Long Term Follow-up after Drug-eluting Stent Implantation and Early Experience with Endothelial Progenitor Cell Capture Stent

Intracoronary stent replacement is being used increasingly for the treatment of atherosclerotic coronary artery disease and has gained widespread acceptance. Although stent implantation itself has been shown to reduce restenosis compared to balloon angioplasty, in-stent restenosis still occurs in 10-40% of patients. In-stent restenosis has long been considered the main limitation hampering the long-term efficacy of coronary stenting.
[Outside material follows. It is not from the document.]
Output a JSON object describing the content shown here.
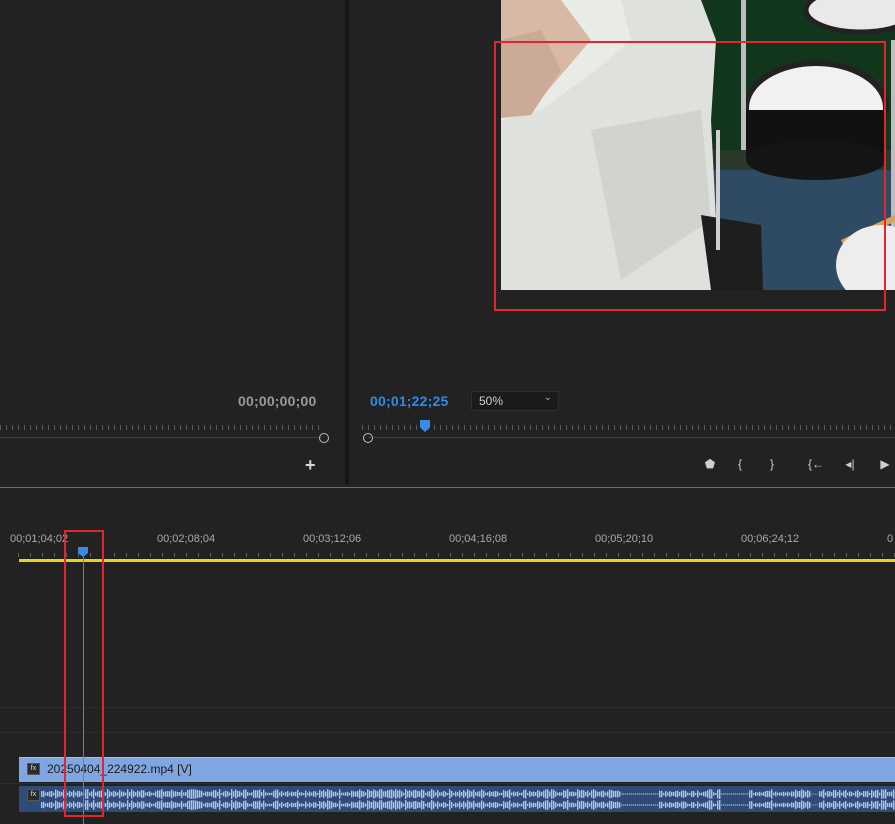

Restenosis after stent occurs secondary to the accumulation of smooth muscle cells and extracellular matrix which consists of proteoglycans, hyaluronan and collagen. To overcome this major limitation, drug-eluting stents were developed. Drug-eluting stents consist of a drug (immunosuppressive, antiproliferative, or anti-inflammatory drug), a polymer, and a stent platform. Several drugs with durable or erodable polymers were tested in clinical trials and showed that drug-eluting stents significantly inhibit neointimal growth compared with bare metal stents. Currently, drug-eluting stents have been widely distributed all over the world and become main-stream of percutaneous coronary intervention. However, (1) long-term efficacy and chronic vascular response after drug-eluting stents implantation in humans (Part 1 of this thesis) (2) effect of drugeluting stents for patients with high in-stent resteonsis risk factors, such as diffuse lesion, diabetes mellitus, left main coronary artery lesion, chronic total occlusion or bifurcation lesion (Part 2 of this thesis), have not been fully investigated. Furthermore, problem of stent thrombosis is still observed in drug-eluting stent era. Drug-eluting stents interferes with the natural healing response by preventing or significantly delaying the formation of a functional endothelial lining over stent. The early establishment of a functional endothelial layer after stent implantation may resolve this issue. Recently, the existence of circulating endothelial progenitor cells has been identified as a key factor for re-endothelialization. 8,9 New concept stent using immobilized antibodies targeted at endothelial progenitor cell surface antigens has been developed. (Part 3 of this thesis).